Earnings and EPS Under Pressure in Q1

Q1 profitability reflected significant year‑over‑year erosion, with GAAP diluted EPS slipping to a loss of $0.01 from earnings of $0.19 a year ago. Adjusted EPS fell to $0.09 from $0.28, underscoring the combined impact of softer core earnings, adverse claims and other unusual items on shareholders’ bottom line.

Operating Income Slide and OR Deterioration

Consolidated operating income dropped by about $38 million year over year on a GAAP basis, with adjusted operating income down roughly $37 million. The consolidated adjusted operating ratio worsened by 230 basis points to 97.0%, signaling that, at least for now, the company is operating with limited margin cushion across its portfolio.

One‑Time LTL Claim and Other Q1 Hits

An adverse arbitration ruling on a 2022 LTL claim led to $18 million of additional claim expense in the quarter, a major drag on segment profitability. Management also flagged a $4 million value‑added tax reimbursement decision in Mexico and an estimated $12 to $14 million net impact from severe winter weather and fuel spikes, all of which they view as largely nonrecurring.

Logistics Volumes Hit by Carrier Tightening

Logistics volumes fell 18.9% year over year, contributing to a 9.9% revenue decline as the company struggled with third‑party carrier sourcing while tightening safety and qualification standards.
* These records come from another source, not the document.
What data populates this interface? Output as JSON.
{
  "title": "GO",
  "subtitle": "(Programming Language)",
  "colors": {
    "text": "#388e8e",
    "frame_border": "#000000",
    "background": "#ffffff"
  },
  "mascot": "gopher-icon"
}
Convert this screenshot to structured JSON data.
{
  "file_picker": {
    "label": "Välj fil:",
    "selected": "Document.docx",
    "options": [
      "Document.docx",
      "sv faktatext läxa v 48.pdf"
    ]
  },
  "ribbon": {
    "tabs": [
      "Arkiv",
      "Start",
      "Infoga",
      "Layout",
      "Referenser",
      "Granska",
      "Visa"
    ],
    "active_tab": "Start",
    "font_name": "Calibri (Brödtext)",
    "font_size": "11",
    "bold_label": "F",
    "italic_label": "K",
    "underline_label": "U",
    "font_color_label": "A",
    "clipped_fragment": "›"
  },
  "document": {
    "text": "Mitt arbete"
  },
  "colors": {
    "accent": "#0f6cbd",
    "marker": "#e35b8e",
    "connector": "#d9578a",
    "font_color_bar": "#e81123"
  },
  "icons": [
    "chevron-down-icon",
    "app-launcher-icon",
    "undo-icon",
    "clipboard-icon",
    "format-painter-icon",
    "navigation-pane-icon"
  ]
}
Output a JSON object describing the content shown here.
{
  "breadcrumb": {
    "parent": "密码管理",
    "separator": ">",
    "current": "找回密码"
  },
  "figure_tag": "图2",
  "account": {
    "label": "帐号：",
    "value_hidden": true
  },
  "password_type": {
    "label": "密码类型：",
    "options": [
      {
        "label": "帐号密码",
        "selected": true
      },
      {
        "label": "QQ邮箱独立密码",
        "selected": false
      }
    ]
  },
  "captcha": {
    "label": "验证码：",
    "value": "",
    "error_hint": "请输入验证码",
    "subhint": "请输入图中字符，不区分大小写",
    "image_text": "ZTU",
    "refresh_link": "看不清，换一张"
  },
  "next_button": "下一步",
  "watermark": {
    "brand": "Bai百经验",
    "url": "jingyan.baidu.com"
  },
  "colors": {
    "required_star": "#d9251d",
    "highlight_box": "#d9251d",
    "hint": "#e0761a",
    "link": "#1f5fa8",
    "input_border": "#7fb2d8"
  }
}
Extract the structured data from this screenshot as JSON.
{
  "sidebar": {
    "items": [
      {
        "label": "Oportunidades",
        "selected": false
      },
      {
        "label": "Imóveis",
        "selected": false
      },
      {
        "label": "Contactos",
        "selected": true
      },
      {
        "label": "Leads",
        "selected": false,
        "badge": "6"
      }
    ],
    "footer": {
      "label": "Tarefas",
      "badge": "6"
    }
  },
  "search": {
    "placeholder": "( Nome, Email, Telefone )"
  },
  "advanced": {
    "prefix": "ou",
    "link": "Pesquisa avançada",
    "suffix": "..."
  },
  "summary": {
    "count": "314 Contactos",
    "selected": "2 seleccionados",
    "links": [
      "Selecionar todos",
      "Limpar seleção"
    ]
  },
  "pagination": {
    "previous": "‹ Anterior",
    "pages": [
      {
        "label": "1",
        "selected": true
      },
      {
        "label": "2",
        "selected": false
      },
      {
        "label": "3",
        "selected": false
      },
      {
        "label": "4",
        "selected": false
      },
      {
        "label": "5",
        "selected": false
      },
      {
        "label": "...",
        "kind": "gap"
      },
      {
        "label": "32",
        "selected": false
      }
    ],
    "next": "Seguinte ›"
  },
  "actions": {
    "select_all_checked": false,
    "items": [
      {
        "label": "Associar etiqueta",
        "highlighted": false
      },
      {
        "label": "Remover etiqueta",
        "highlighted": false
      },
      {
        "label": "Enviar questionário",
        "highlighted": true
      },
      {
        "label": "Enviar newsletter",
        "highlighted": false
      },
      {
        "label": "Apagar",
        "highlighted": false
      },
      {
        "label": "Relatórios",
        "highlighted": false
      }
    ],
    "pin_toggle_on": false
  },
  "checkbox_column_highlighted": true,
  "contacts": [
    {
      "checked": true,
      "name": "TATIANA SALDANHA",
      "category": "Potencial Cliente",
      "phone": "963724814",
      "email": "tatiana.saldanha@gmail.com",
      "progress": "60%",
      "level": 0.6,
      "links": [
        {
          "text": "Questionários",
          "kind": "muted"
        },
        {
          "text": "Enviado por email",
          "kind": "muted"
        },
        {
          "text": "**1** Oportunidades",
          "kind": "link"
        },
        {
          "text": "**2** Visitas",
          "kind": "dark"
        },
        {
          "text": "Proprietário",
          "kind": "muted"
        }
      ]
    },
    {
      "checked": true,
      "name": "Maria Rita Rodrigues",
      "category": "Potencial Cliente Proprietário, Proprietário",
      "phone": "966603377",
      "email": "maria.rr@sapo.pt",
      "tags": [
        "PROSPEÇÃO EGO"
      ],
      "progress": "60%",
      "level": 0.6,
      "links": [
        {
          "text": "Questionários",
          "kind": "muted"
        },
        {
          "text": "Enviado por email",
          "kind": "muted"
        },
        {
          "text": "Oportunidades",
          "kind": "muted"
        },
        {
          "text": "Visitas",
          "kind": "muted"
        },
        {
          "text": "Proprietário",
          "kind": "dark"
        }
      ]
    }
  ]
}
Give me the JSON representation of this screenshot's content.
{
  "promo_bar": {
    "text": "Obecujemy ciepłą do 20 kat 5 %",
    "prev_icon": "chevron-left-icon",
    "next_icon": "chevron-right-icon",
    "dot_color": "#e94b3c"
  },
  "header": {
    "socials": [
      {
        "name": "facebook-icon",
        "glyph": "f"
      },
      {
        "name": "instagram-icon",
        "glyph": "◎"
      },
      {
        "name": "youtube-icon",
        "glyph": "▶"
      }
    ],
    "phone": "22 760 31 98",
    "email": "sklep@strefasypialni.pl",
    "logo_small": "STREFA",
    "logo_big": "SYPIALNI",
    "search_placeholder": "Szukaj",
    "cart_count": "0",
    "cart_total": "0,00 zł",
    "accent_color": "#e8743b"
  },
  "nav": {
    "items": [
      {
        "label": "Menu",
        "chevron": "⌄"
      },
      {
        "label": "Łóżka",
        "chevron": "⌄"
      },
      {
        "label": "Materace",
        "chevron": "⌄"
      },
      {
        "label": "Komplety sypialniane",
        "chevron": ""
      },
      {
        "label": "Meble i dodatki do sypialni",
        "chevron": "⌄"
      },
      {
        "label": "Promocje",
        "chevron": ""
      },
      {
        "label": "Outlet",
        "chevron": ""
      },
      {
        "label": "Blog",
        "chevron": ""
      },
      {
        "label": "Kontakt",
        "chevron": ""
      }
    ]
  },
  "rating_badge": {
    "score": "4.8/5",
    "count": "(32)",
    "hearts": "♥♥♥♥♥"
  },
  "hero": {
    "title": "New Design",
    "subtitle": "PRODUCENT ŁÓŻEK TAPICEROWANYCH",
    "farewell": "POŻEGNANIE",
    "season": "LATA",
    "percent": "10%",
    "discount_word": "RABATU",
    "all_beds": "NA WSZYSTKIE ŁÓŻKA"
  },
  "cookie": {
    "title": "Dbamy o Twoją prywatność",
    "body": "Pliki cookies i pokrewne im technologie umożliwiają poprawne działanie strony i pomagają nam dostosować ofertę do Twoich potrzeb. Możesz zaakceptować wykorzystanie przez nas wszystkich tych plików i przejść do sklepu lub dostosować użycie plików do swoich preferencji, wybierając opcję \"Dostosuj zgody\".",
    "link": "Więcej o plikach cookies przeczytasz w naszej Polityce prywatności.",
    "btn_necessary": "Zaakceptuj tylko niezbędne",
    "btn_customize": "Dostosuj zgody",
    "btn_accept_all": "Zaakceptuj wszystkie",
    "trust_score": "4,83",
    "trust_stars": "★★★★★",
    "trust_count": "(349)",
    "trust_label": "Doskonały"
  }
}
Margin pressure was exacerbated by heightened cargo theft risk, though management emphasized that the long‑term benefits of a more selective carrier base outweigh short‑term volume weakness.

Other Segments Weighed Down by Start‑Up and Financing Costs

Revenue in the company’s “all other” segments rose 13.5%, but operating results swung to a loss due in part to about $5 million of costs tied to an accounts receivable securitization program. Additional warehousing start‑up expenses also pressured earnings, though these investments are expected to contribute more meaningfully in coming quarters.

Closing the U.S. Express Margin Gap

Management acknowledged that U.S. Express still trails the company’s legacy brands by roughly 300 basis points on an adjusted operating ratio basis. While progress has been made on safety and cost initiatives, closing this gap remains a priority and a key catalyst for further consolidated margin improvement over time.

Weather and Fuel Volatility Distort Quarter

Severe winter storms in January disrupted networks and volumes, even as they temporarily tightened the spot market, and fuel prices spiked sharply during the period. Management estimated the combined net negative impact of weather and fuel at $12 to $14 million in Q1, reinforcing the view that reported results understate the underlying trajectory of the business.

Guidance and Outlook Emphasize Margin Recovery

Looking ahead, Knight‑Swift’s guidance calls for adjusted EPS of $0.45 to $0.49 in Q2 and contemplates margin expansion toward a sub‑90 operating ratio as the year progresses. Management expects contractual truckload rates to begin repricing late in the second quarter into the back half of 2026, supported by bid targets in the high‑single to low‑double‑digit range and low‑to‑mid‑teens spot exposure.

Knight‑Swift’s call painted Q1 as a painful but transitional quarter marked by one‑offs and macro headwinds, yet backed by improving pricing, rising LTL and intermodal volumes and a leaner cost base. Investors will now look for the company to translate this early‑cycle momentum and rate‑reset opportunity into the sustained margin recovery implied by its confident Q2 guidance.